Luego salimos a la calle y vemos que no es así. Nunca ha habido tanto gordo inflado a grasas como ahora mismo, nunca ha habido tanto desbarajuste alimenticio. Basta darse una vuelta por los supermercados y ver de reojo lo que echa la gente en los carritos. ¿A que se debe este desfase? Habrá sociólogos que lo estudien, pero se me ocurre que un exceso de información mal dirigida provoca lo mismo la saturación de chefs que de asesores de dieta. 
En este punto hago un inciso para introducir un diálogo pescado al vuelo en una terraza; una mujer joven trataba de convencer a un hombre menos joven de que la leche era perniciosa, que se lo había dicho un médico (si, hay médicos que dicen unas cosas y otros que dicen las contrarias). Decía la mujer: “Fíjate, el hombre es el único animal que después de la lactancia materna sigue tomando leche toda su vida”. Contesta el hombre con cierto cachondeo: “Bueno, mujer, también es el único animal que come patatas fritas, fabada, ensaladilla rusa y bebe gin tónics. ¿O que quieres, que comamos como los animales de la Dos?”. 
Debe ser un síntoma, pero, a pesar de las excelencias cocinadas en la televisión, un amplio sector de la sociedad se inclina más por los anuncios que dicen maravillas de la leche sin lactosa, alimentos emplastificados sin gluten ni grasas, bebidas de soja (le llaman leche, pero no es más que un líquido extraído de ese hierbajo que está deforestando medio Amazonas), yogures sin grasas pero con bífidus activos, y cosas parecidas.
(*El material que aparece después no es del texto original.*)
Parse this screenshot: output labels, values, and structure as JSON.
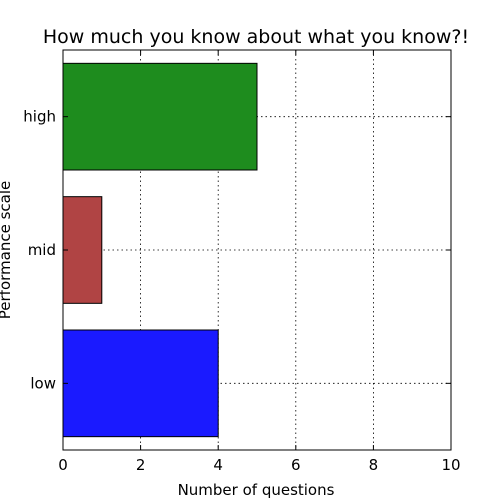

El resultado es una empanada de ideas mal digeridas. 
Y entre los dos bloques, el de la gastronomía artística y la empanada dietética está ese otro sector que acude cada San Blas a regalarse con un cocido mortífero, regado por un vino espeso (mi otro abuelo decía que “eso” no era vino, que era un estofado) No somos lo que comemos, comemos como somos, con nuestros defectos y nuestras virtudes. Cada cual en su plato y a su manera.